Today is exactly two years since I began my improv career.
730 days ago I arrived at Salvage Vanguard Theater to attend Shana Merlin’s Improv 101 class. And last night at The Hideout I did another edition of Past Lives. That’s quite a journey.
So! What have I learned in the last 24 months? A lot. Too much to write about or even remember. But if I had to distill the last 17,520 hours into a few big lessons, they would be these:
1. I Want To Do This Forever
My hope is that, when the nano-robots that live in our bloodstream and eliminate all infection and, in fact, reverse the aging process, are injected into my arm in the year 2031, I’ll have to hurry the robot-nurse performing the procedure along because I have to get to an improv show in half an hour.
I hope that 250 years later I’ll be teleporting myself from my hover-couch to the green room of the Hideout Theater several nights a week because I, after all, have another fucking show to do.
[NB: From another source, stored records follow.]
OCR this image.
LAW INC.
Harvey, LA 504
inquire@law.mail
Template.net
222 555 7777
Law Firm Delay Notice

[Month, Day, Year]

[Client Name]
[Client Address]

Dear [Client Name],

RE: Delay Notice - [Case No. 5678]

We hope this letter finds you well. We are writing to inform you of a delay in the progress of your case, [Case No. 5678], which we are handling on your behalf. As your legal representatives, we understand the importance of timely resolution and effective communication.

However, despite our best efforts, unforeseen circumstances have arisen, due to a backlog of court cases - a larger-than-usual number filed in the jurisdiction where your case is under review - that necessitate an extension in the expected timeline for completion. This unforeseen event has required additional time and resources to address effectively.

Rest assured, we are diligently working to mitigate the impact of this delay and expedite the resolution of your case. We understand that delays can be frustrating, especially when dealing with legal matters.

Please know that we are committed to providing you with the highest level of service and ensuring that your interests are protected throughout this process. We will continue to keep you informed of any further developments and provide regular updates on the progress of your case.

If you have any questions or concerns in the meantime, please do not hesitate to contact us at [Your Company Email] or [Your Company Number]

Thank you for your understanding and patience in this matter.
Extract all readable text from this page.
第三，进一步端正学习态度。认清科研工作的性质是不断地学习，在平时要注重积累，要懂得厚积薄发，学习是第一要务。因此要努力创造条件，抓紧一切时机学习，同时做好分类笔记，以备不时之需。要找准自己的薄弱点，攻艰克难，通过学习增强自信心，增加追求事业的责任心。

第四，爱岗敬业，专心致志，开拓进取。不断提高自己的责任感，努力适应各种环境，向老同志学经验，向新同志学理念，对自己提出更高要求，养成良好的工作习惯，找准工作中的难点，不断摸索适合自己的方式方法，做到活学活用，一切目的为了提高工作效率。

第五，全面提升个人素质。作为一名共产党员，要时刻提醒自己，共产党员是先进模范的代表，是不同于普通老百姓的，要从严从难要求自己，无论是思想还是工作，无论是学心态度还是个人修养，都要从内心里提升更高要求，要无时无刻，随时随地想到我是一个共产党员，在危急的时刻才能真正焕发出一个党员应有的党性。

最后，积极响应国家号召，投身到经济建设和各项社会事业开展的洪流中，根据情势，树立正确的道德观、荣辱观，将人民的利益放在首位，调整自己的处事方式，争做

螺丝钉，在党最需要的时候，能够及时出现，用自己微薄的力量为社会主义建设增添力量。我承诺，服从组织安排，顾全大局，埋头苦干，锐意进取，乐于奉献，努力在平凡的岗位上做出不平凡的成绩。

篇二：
I hope that in the year 4288, I’ll finally be good enough at improv to consider teaching a workshop.
2. Just When You Think You Know, You Don’t Know
At least a dozen times in the last two years I’ve thought, “I pretty much know improv! I know how this is done! I know how to improvise well and effectively!” Then something happens (usually a bad show) that sends me hurtling downward to the cold ground known as “Reality.” I’m reminded again and again that every improv muscle you strengthen reveals a whole new layer of … sub-muscles. And those sub-muscles then demand to be exercised.
3. Chemistry is (Almost) Everything
Chemistry cannot be invented. You either have chemistry with someone or you don’t. You can “fake” chemistry and produce a mediocre and passable improv show. But only chemistry will create a spectacular, unforgettable show.
And let’s face it: Sometimes somebody comes into your scene and fucks it up. Or sometimes you go into someone’s scene and fuck it up for them. That’s a pretty good sign you don’t have chemistry.
Find someone—or many someones—with whom you feel that spark and start improvising with them as much as you both can stand.
4. Improv Eliminates the Bad
Suffice it to say: A couple of weeks before my first improv class (Merlin Works FTW) I learned some pretty devastating family news. I went into a serious funk because of it. Two bottles of white wine per night for about three straight weeks—that kind of funk. But then I went to improv class, and almost instantly I was rescued.
One of improv’s true gifts it its ability to, if we’re willing, bring us fully into this moment, this one, right here and right now. And in that moment you’re unable to be morose, or self-pitying, or obsessive, or self-righteous. You can only be.
So improvisation, in a sense, gave me back happiness. Which is why: See #1.